2021年9月（甲级）秋季PAT考试

记录2021.9.12

终于考完了。92分，已经超出了我自己的预期成绩了，很开心。（弱弱的说，我考试前做PAT前几年的仿真模拟卷都没有上70的，最高60多分，虽然说这次应该算是这几年以来最简单的一次了吧，所以说考试前其实我是没啥信心的QAQ，可能对于大佬来说92仅此而已，但是对我来说是莫大的惊喜了，开始没几分钟点进去，就有大佬已经AC了，瑟瑟发抖~~）
因为准备考研浙大才准备的PAT甲级考试，但是考试前刚刚听说软工免推的PAT成绩不能抵机试了，所以这次考试压力也没有多大。
我是非科班出身的，只是大一的时候有上过C语言，C++的相关课程，但都是水过去的。所以基本上到了大三还是不会打代码的小菜鸡一枚，为了准备考PAT也在图书馆借了算法笔记，收藏了柳婼大神的博客，看了很多的经验贴。我大概是七月中旬开始准备的，那时候拿这算法笔记啃，感觉刚开始还是很吃力的，一道排序题就可以难住我好几个小时，后来渐渐上手后，特别是学习了第六章的C++中的STL容器，感觉好用的飞起，明明可以很轻松的写代码，之前一直都在用土本法。但是这也算是一种经历吧，没有土办法一点点的写过，就不知道STL容器有多好用。到了八月份的时候，算法笔记才啃了不到一半，其实有点慌张了，大概是从八月中旬开始，就把每天大部分的时间往PAT上倾斜，emmm...大家不要学我，能尽早开始就不要偷懒，我就是懒惯了，才导致后面时间来不及。大概是到9月份初的时候，其实我才把算法笔记学习完，当然动态规划，后面字符串提升什么的没学，毕竟没时间了嘛，然后我就开始从后往前刷题库，四道题四道题刷，看柳婼大神的代码，但是由于柳婼大神的代码是只有分析的，虽然讲的很简介明了，但是一般对于我们这种代码打的少的人来说，其实不太容易想得到，所以我是把b站的讲PAT甲级的up主弄夫的视频和柳婼大神的代码结合着学习的，从中其实也学习到了非常多STL容器的具体用法，其实算法笔记中虽然是讲的较为详细了，但是你用的太少还是不会用的，我觉得看别人的代码看多了，自己自然而然的就用上了这些好用的方法，而不是纠结着一定要用自己写出来的，我觉得就9月初一直到考试前，我自己结合大神的代码视频刷题学习的过程是我提升最快的时候，算法笔记只是给了你一个门槛，让你懂得了该如何应对PAT上不同的题目，学习了各种算法（我真的是小白，之前从来没用过这些算法）真的如大佬所言，就算是对于小白也是很友好的。不过想要有所提升，算法笔记明显不够用，在学习完算法笔记的基础上，刷题总结学习大佬的代码，思维方式才是备考的重中之重。

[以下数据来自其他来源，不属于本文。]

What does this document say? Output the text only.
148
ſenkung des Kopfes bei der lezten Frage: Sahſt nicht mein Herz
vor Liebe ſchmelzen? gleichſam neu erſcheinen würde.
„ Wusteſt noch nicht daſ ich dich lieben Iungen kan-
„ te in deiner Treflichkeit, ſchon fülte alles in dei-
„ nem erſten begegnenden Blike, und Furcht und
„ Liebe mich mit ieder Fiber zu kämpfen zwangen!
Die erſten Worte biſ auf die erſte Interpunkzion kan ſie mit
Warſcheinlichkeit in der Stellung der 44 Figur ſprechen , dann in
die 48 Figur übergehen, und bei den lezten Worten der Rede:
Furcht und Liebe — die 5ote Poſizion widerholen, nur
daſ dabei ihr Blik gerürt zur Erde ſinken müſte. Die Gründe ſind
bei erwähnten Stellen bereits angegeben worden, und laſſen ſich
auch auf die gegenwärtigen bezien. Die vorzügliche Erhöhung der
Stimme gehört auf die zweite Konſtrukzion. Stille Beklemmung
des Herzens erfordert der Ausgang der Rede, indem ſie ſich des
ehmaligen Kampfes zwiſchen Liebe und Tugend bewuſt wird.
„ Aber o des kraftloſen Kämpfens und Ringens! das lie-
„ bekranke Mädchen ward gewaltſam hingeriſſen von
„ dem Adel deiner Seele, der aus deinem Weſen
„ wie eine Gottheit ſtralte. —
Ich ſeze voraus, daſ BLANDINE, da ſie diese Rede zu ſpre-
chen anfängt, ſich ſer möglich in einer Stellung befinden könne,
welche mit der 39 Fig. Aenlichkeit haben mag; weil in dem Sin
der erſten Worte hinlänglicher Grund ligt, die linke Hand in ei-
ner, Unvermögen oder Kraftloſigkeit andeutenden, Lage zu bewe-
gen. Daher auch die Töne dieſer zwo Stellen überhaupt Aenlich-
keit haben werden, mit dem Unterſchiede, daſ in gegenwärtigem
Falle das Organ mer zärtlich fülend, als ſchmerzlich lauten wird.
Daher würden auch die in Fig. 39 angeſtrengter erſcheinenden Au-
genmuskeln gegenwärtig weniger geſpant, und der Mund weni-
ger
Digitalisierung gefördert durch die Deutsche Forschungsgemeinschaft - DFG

讲一下这次考试的心路历程，感觉看题是杠杠的重要的。刚开始做题的时候，我把所有的题目都看了一遍，大概看了一下要考啥，因为是英语（我的英语真一般，稍微来一点不常见的单词就会不认识）所以读题较慢。大概4道题读了10分钟，而且是粗粗的读，根本没有读懂，就大概感觉第一题读不懂，第二题好像考栈，第三题考图论，第四题考堆？树（刚开始是这样想的），然后读完题我就去看了一下提交通过率，好家伙，第一题的通过率低的离谱，反而是第四题最高，然后我就转向第四题的怀抱了，但是读了半天，也读不懂题目，又是堆啊，又是中序遍历啥的，然后我就想，难道和之前的一样是考建堆吗，只不过这个是小顶堆，然后我就按照堆的思路做下去（考前打过好几遍相关代码了，所以还是挺熟的），然后写到向上调整的时候发现，好像我看到那张样例图给的不是完全二叉树啊，这咋整，然后给我整愣住了，我又看了一下题目，发现没啥思路。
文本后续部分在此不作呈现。